Тогда же, выходя из клиники, я думал совсем о другом...
Я думал о печальной участи одного из самых правдивейших русских
писателей, осужденного на медленное догорание в расцвете своего таланта.
Сколько, подумаешь, всяких утомительных сочувствий окружало его больничную
койку, и среди этой пестрой толпы сочувственников, великих и малых, не
нашлось ни единого, который бы догадался позабыть на больничном чеховском
столике... "чек" на необходимую сумму для выезда за границу. А ведь такой
"чек", вовремя полученный, мог бы спасти его, тем более, что Чехов, как это
я узнал впоследствии, именно в это время находился в исключительной
крайности. И вот, потрясенный физически и нравственно, он возвращается в
свое подмосковное именьице на новые работы и заботы...
А вместо желанного отдыха на голову больного, нуждающегося писателя
обрушилось доморощенное "Pollice verso!" ("Добей его!") в виде неугомонного
паломничества в Мелихово разных незваных гостей и непрошеных
сочувственников. Кого тут только не было!..

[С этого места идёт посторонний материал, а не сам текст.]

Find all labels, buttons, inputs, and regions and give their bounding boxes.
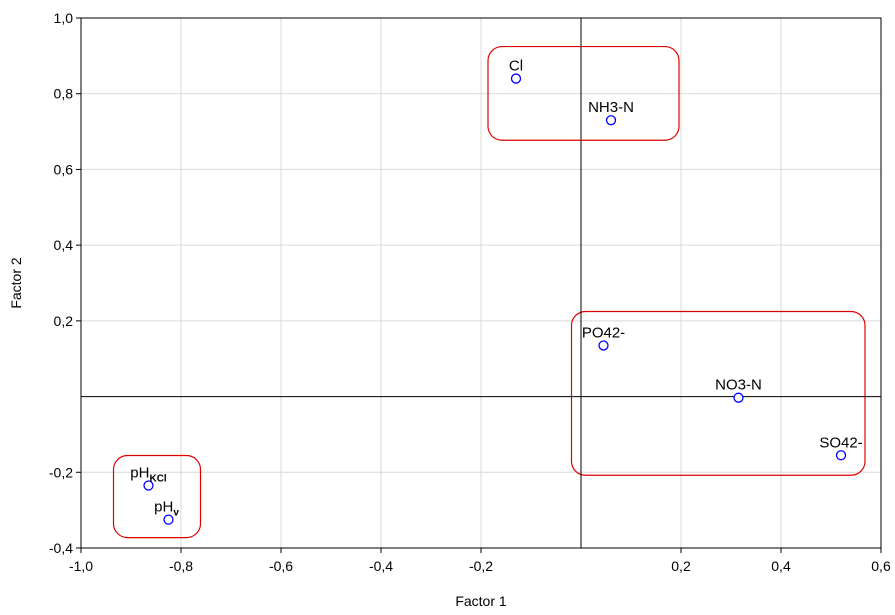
data-point (163, 514, 174, 525)
data-point (510, 73, 522, 84)
data-point (835, 450, 847, 461)
y-tick-label: 1,0 (54, 10, 74, 26)
x-tick-label: 0,6 (871, 558, 891, 574)
y-axis-title: Factor 2 (8, 257, 24, 309)
ticks: -1,0 -0,8 -0,6 -0,4 -0,2 0,2 0,4 0,6 -0,4 -0,2 0,2… (49, 10, 891, 574)
y-tick-label: -0,4 (49, 540, 73, 556)
x-axis-title: Factor 1 (455, 593, 507, 609)
point-label: NH3-N (588, 99, 634, 116)
point-label: SO42- (819, 434, 862, 451)
x-tick-label: -0,8 (169, 558, 193, 574)
y-tick-label: 0,8 (54, 86, 74, 102)
point-label: pHKCl (130, 465, 167, 485)
data-point (605, 115, 617, 126)
group-boxes (112, 45, 866, 539)
group-box (487, 45, 680, 141)
y-tick-label: 0,6 (54, 161, 74, 177)
x-tick-label: 0,4 (771, 558, 791, 574)
data-points (143, 73, 847, 525)
y-tick-label: -0,2 (49, 464, 73, 480)
group-box (570, 310, 866, 476)
x-tick-label: -0,6 (269, 558, 293, 574)
point-labels: Cl NH3-N PO42- NO3-N SO42- pHKCl pHv (130, 58, 862, 519)
grid-lines (81, 18, 881, 548)
data-point (143, 480, 154, 491)
y-tick-label: 0,4 (54, 237, 74, 253)
point-label: PO42- (582, 324, 625, 341)
x-tick-label: -0,4 (369, 558, 393, 574)
data-point (598, 340, 609, 351)
group-box (112, 454, 202, 539)
data-point (733, 392, 744, 403)
x-tick-label: -1,0 (69, 558, 93, 574)
zero-lines (81, 18, 881, 548)
y-tick-label: 0,2 (54, 313, 74, 329)
point-label: pHv (154, 499, 179, 519)
point-label: NO3-N (715, 377, 762, 394)
x-tick-label: 0,2 (671, 558, 691, 574)
x-tick-label: -0,2 (469, 558, 493, 574)
point-label: Cl (509, 58, 523, 75)
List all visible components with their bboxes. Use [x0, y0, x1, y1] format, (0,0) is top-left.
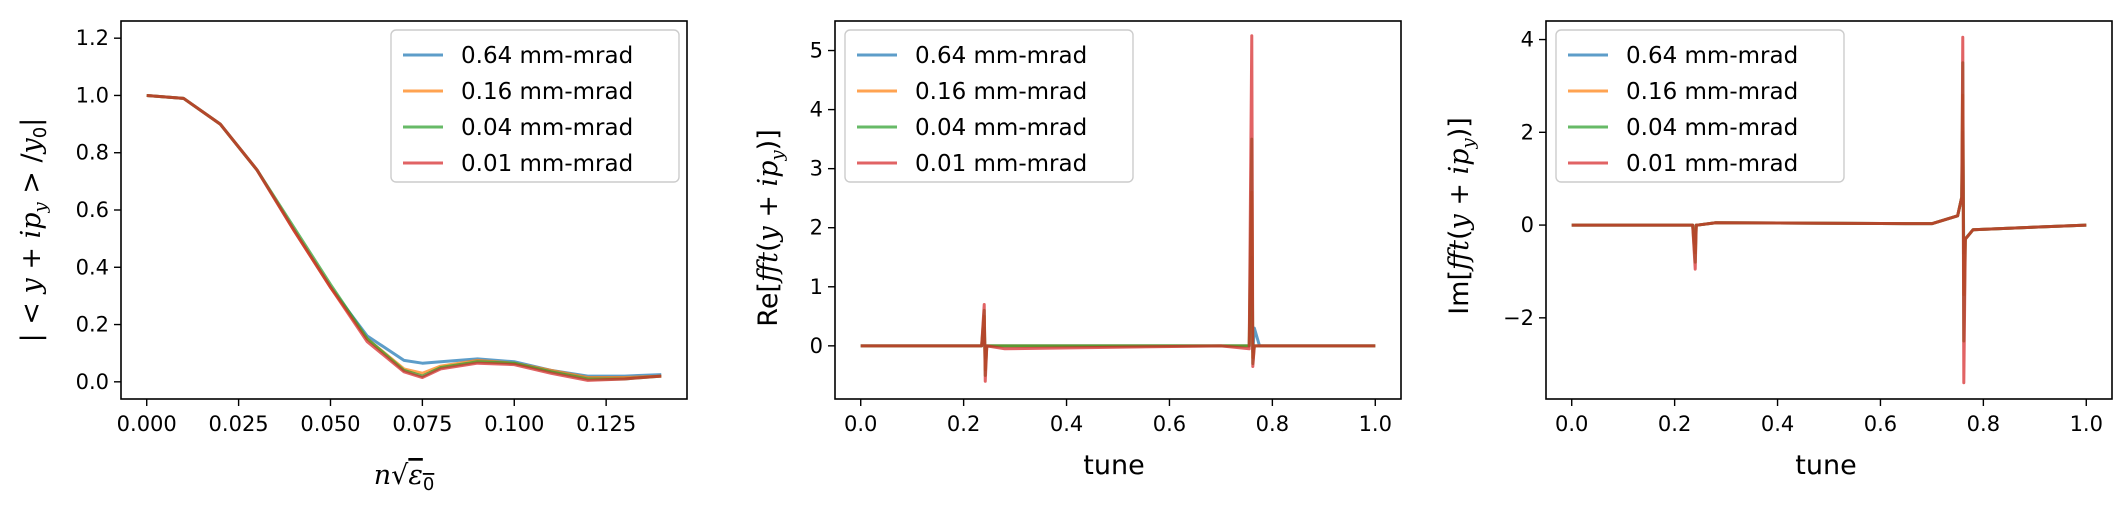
axes-frame [834, 20, 1402, 400]
panel-imag-fft: 0.0 0.2 0.4 0.6 0.8 1.0 −2 0 2 4 0.64 mm-mrad 0.16… [1444, 20, 2113, 481]
x-tick-label: 0.8 [1256, 412, 1289, 436]
legend-label: 0.16 mm-mrad [461, 79, 633, 105]
y-tick-label: 2 [1521, 120, 1534, 144]
ticks-layer: 0.0 0.2 0.4 0.6 0.8 1.0 −2 0 2 4 [1503, 28, 2103, 436]
x-tick-label: 0.6 [1864, 412, 1897, 436]
x-tick-label: 0.075 [392, 412, 452, 436]
y-tick-label: 0.8 [76, 141, 109, 165]
legend-label: 0.01 mm-mrad [1626, 151, 1798, 177]
x-tick-label: 0.0 [844, 412, 877, 436]
y-tick-label: 1.2 [76, 26, 109, 50]
legend-box [844, 29, 1134, 183]
legend-label: 0.64 mm-mrad [461, 43, 633, 69]
axes-frame [1545, 20, 2113, 400]
y-tick-label: 4 [1521, 28, 1534, 52]
y-tick-label: 0.2 [76, 313, 109, 337]
y-tick-label: 1.0 [76, 83, 109, 107]
legend-box [1555, 29, 1845, 183]
y-tick-label: 2 [810, 216, 823, 240]
y-tick-label: 0.6 [76, 198, 109, 222]
legend-label: 0.16 mm-mrad [1626, 79, 1798, 105]
series-line-4 [1571, 35, 2087, 385]
x-axis-label: tune [1083, 450, 1144, 481]
x-tick-label: 0.8 [1967, 412, 2000, 436]
x-tick-label: 0.2 [1658, 412, 1691, 436]
y-tick-label: 4 [810, 98, 823, 122]
y-axis-label: Im[fft(y + ipy)] [1444, 117, 1479, 315]
y-tick-label: −2 [1503, 306, 1534, 330]
legend-label: 0.64 mm-mrad [1626, 43, 1798, 69]
x-tick-label: 0.4 [1761, 412, 1794, 436]
series-line-4 [860, 34, 1376, 383]
x-tick-label: 0.6 [1153, 412, 1186, 436]
legend: 0.64 mm-mrad 0.16 mm-mrad 0.04 mm-mrad 0.01… [844, 29, 1134, 183]
legend: 0.64 mm-mrad 0.16 mm-mrad 0.04 mm-mrad 0.01… [390, 29, 680, 183]
ticks-layer: 0.0 0.2 0.4 0.6 0.8 1.0 0 1 2 3 4 5 [810, 39, 1392, 436]
y-tick-label: 3 [810, 157, 823, 181]
x-tick-label: 0.100 [484, 412, 544, 436]
series-layer [146, 93, 662, 382]
y-tick-label: 5 [810, 39, 823, 63]
y-tick-label: 1 [810, 275, 823, 299]
legend-box [390, 29, 680, 183]
x-tick-label: 0.025 [209, 412, 269, 436]
ticks-layer: 0.000 0.025 0.050 0.075 0.100 0.125 0.0 0.2 0.4 0… [76, 26, 637, 436]
x-axis-label: n√ε0 [374, 460, 435, 495]
x-tick-label: 0.050 [300, 412, 360, 436]
y-tick-label: 0 [1521, 213, 1534, 237]
axes-frame [120, 20, 688, 400]
x-tick-label: 0.000 [117, 412, 177, 436]
legend: 0.64 mm-mrad 0.16 mm-mrad 0.04 mm-mrad 0.01… [1555, 29, 1845, 183]
legend-label: 0.01 mm-mrad [915, 151, 1087, 177]
x-tick-label: 0.125 [576, 412, 636, 436]
series-layer [1571, 35, 2087, 385]
legend-label: 0.16 mm-mrad [915, 79, 1087, 105]
legend-label: 0.04 mm-mrad [461, 115, 633, 141]
series-line-4 [146, 93, 662, 382]
legend-label: 0.04 mm-mrad [915, 115, 1087, 141]
legend-label: 0.04 mm-mrad [1626, 115, 1798, 141]
y-tick-label: 0 [810, 334, 823, 358]
legend-label: 0.64 mm-mrad [915, 43, 1087, 69]
y-axis-label: | < y + ipy > /y0| [16, 118, 51, 343]
panel-amplitude: 0.000 0.025 0.050 0.075 0.100 0.125 0.0 0.2 0.4 0… [16, 20, 688, 495]
y-axis-label: Re[fft(y + ipy)] [753, 129, 788, 326]
x-axis-label: tune [1795, 450, 1856, 481]
y-tick-label: 0.4 [76, 255, 109, 279]
series-layer [860, 34, 1376, 383]
panel-real-fft: 0.0 0.2 0.4 0.6 0.8 1.0 0 1 2 3 4 5 0.64 mm-mrad 0.1… [753, 20, 1402, 481]
x-tick-label: 0.2 [947, 412, 980, 436]
x-tick-label: 0.0 [1555, 412, 1588, 436]
x-tick-label: 0.4 [1050, 412, 1083, 436]
x-tick-label: 1.0 [2070, 412, 2103, 436]
legend-label: 0.01 mm-mrad [461, 151, 633, 177]
y-tick-label: 0.0 [76, 370, 109, 394]
x-tick-label: 1.0 [1359, 412, 1392, 436]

То приезжает целая замоскворецкая семья, будто бы, "чтобы насладиться
беседой бесценного Антона Павловича", а в сущности для того, чтобы отдохнуть
на лоне природы от московской сутолоки, и заставляющая исполнять Чехова роль
чичероне мелиховских окрестностей... То является какая-нибудь профессорская
чета, говорящая без умолку с утра до вечера и жалующаяся на другой день
Чехову, что им мешало спать пение петуха и мычание коровы... То налетает
тройка совершенно незнакомых студентов, - по словам последних,
"исключительно затем, чтобы справиться о драгоценном здоровье Антона
Павловича", - и остающаяся на двое суток, и т.д., и т.д. \75\
Все это было бы смешно,
Когда бы не было так грустно{36}.
Приехав в конце апреля в Мелихово, я прямо ужаснулся перемене, которая
произошла в Чехове со времени нашего недавнего свидания в остроумовской
клинике. Лицо было желтое, изможденное, он часто кашлял и зябко кутался в
плед, несмотря на то, что вечер был на редкость теплый... Помню, в ожидании
ужина, мы сидели на скамеечке возле его дома, в уютном уголке, украшенном
клумбами чудесных тюльпанов; рядом, у ног Чехова, лежал, свернувшись, его
мелиховский любимчик, собачка Бром, маленькая, коричневая, презабавная,
похожая на шоколадную сосульку... Чеховски деликатно, меткими полунамеками,
А.П. повествовал мне о своих житейских невзгодах и сетовал на вызванное ими
крайнее переутомление.
- Знаете, Жан, что мне сейчас надо? - заключил он, и в его голосе
звучала страдальческая нота. - Год отдохнуть! Ни больше, ни меньше. Но
отдохнуть в полном смысле. Пожить в полное удовольствие; когда вздумается, -
погулять, когда вздумается, - почитать, путешествовать, бить баклуши,
ухаживать... Понимаете, один только год передышки, а затем я снова примусь
работать, как каторжный!
Я исподлобья взглянул на Чехова и подумал: "Боже мой! что сделала
"литература" с человеком в какие-нибудь десять лет! Тогда, при первой
встрече в гостинице "Москва", это был цветущий юноша, а теперь... чуть
только не старик".
Но зато какая была вместе с тем перемена в духовном отношении! Это был
как бы другой человек. В тот первый период жизнерадостной юности и
неугомонных успехов Чехов обнаруживал "по временам" досадные черты какой-то
студенчески легкомысленной заносчивости и даже, пожалуй, грубоватости... Но
уже в третий свой приезд в Петербург (в 1891 г., после своего путешествия на
Сахалин){37} этих резких диссонансов как не бывало, что дало мне повод
как-то заметить А.П. в интимной беседе, что "после Сахалина он значительно
исправился". Чехов нимало не обиделся на мой случайный каламбур и сумрачно
проговорил:
- Да, много чего я там насмотрелся... много чего передумал!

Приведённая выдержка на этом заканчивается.